There is information out there on the natural climate change process and we shouldn't resign ourselves to the hyperbole of the media.

If you're interested in a naturally occurring planet wide climate change disaster then research the Permian Extinction. From what information I've gathered the Siberian Traps which erupted for a long time drove the global temperature up by 5 deg centigrade and that in turn warmed the oceans which released methane by thawing methane hydrates that occur naturally on the ocean floor. The methane then drove the climate up by another 5 deg centigrade. From what I've read methane is 25 times worse then carbon dioxide when it comes to global warming. 

Please excuse my short description as I don't feel like typing that much. lol

Another thing you can research are the Blue Hole Stalagmites and how they grow. For the stalagmites to mimic ice core samples then stalagmites need to be above water and not submerged to grow.

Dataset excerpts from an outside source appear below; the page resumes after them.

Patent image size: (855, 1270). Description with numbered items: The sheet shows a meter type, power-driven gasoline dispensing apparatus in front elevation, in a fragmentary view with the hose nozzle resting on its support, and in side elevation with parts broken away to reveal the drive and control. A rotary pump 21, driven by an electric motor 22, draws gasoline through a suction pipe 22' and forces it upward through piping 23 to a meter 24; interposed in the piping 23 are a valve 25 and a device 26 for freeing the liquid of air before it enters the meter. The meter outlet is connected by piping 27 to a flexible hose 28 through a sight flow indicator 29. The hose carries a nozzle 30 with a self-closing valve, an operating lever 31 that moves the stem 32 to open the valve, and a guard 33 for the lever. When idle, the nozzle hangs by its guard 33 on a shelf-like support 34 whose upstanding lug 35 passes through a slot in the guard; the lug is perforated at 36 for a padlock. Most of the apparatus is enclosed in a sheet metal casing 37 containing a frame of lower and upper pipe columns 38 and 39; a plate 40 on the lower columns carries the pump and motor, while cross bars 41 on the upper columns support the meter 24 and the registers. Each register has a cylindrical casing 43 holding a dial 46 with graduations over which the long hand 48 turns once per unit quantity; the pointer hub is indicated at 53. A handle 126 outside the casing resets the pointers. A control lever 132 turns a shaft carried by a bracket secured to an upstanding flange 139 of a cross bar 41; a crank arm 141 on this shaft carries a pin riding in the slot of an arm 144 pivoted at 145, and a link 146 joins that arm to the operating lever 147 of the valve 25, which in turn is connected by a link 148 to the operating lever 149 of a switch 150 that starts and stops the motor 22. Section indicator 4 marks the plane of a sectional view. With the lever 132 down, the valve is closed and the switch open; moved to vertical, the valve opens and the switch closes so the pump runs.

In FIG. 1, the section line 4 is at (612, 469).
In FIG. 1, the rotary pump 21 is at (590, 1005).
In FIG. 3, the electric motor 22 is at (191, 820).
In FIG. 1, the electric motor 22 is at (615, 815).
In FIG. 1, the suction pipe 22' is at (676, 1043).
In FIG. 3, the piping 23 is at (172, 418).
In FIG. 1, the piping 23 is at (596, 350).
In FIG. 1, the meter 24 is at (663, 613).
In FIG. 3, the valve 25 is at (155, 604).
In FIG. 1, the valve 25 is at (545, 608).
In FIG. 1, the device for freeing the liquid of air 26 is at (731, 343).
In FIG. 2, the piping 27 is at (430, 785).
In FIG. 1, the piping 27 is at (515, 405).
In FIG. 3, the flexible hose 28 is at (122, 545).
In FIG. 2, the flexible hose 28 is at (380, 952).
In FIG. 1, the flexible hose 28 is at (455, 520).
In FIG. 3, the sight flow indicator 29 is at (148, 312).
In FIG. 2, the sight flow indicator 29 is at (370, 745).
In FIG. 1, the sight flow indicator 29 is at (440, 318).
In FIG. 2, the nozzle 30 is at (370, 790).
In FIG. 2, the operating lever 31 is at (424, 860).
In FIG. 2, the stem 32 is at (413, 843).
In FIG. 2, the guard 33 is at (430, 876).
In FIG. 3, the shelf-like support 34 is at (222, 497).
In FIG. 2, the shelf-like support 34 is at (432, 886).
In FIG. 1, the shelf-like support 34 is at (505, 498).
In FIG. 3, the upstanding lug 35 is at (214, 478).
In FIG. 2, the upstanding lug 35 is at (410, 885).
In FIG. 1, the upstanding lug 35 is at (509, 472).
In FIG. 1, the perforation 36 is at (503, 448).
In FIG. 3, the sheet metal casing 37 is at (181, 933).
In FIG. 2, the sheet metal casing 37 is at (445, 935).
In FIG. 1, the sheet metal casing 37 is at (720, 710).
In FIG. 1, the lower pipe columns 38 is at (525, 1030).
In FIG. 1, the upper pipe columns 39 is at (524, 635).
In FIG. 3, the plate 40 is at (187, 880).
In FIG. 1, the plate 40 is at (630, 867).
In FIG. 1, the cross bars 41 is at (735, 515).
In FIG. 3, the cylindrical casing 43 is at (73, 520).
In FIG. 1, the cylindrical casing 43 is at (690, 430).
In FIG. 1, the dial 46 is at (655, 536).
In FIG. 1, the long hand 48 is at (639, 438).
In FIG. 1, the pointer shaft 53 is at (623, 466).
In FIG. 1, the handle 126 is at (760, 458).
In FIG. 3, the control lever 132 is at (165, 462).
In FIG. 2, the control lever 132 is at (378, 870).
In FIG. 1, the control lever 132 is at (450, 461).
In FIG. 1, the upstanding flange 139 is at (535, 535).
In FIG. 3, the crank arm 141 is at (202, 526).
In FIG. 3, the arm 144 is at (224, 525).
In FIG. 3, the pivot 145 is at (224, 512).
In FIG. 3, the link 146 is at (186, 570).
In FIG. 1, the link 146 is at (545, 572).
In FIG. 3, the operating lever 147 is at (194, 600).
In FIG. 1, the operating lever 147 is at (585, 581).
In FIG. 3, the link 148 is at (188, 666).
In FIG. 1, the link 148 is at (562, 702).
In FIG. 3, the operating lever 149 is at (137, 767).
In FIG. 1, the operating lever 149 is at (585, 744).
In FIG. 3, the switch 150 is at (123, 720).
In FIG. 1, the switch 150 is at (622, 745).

This means the ocean levels have undergone periodic rising and falling in the last 80,000 years.

The Milankovitch Cycles ARE cyclical and operate on tens to hundreds of thousands of years.  But the current warming is IN ADDITION (literally additive) to what is occurring naturally.  When trying to determine how much warming has occurred, one must first determine the amount due to natural causes and subtract that from actual temperatures to get a residual.  Climate change will be included in that residual (along with random noise).  If the signal is strong enough to overcome the random effects, then one has proven warming.  If not, then one concludes that there has been no unnatural warming.

In working with tree rings, I first have to determine a growth model for what tree ring width would be without warming.  That is done by taking short segments of series (usually 30 years) for each age class and time interval.  Thus we have 50 samples from trees that were 30 to 60 years old in 1890 to 1920, and 50 from trees that were 30 to 60 years old from 1860 to 1890, and trees that were 60 to 90 years old in 1890 to 1920, etc.  Equal samples in each group.  By averaging these, we average out the effects of both tree age and temperature rise.  That gives us a model for climate-free tree growth for one species in one region.  In practice, this is a list of tree-ring widths for each year going back as far as our samples go (Mine reach 1772 for shortleaf pine.).  We then multiply every ring width by a constant that causes our model to have the same average as a specific tree.  Then we subtract the actual ring widths from the model widths for each tree and average the result by year to give a list of residuals which contain any climate-change signal.  But we still have to extract that signal.

Next regress the residual ring widths onto temperature.  In dendrochronology, that is usually the average summer temperature going back as far as we have written records.  Once a regression model (equation) is obtained (The SAS program does this automatically.), we can apply it to ring widths from centuries long before written records were available.  After that, it is just a matter of comparing the 30-year averages to see if there is a change.

That's an awful lot of data preparation, so the process isn't done very often.

 

The methane gun is the mechanism most-likely to trigger the big one - catastrophic climate change.  Warming sea water melts methane deposits on the sea floor, causing methane blowouts.  Methane, being a powerful greenhouse gas, further warms the air, which warms the sea, which causes more methane blowouts, raising the temperature still further.  That's what we're really worried about.  Rising sea levels, flooded cities and crop failures are nothing next to ecosystem failure brought on by high temps.  We THINK (not certain) that this is still at least a century in the future, probably two or even three centuries and in that time we can reverse the effects.  But what if we're wrong?  Just how much time is left before the methane gun fires?  We do not know, but if temps keep going up, it will.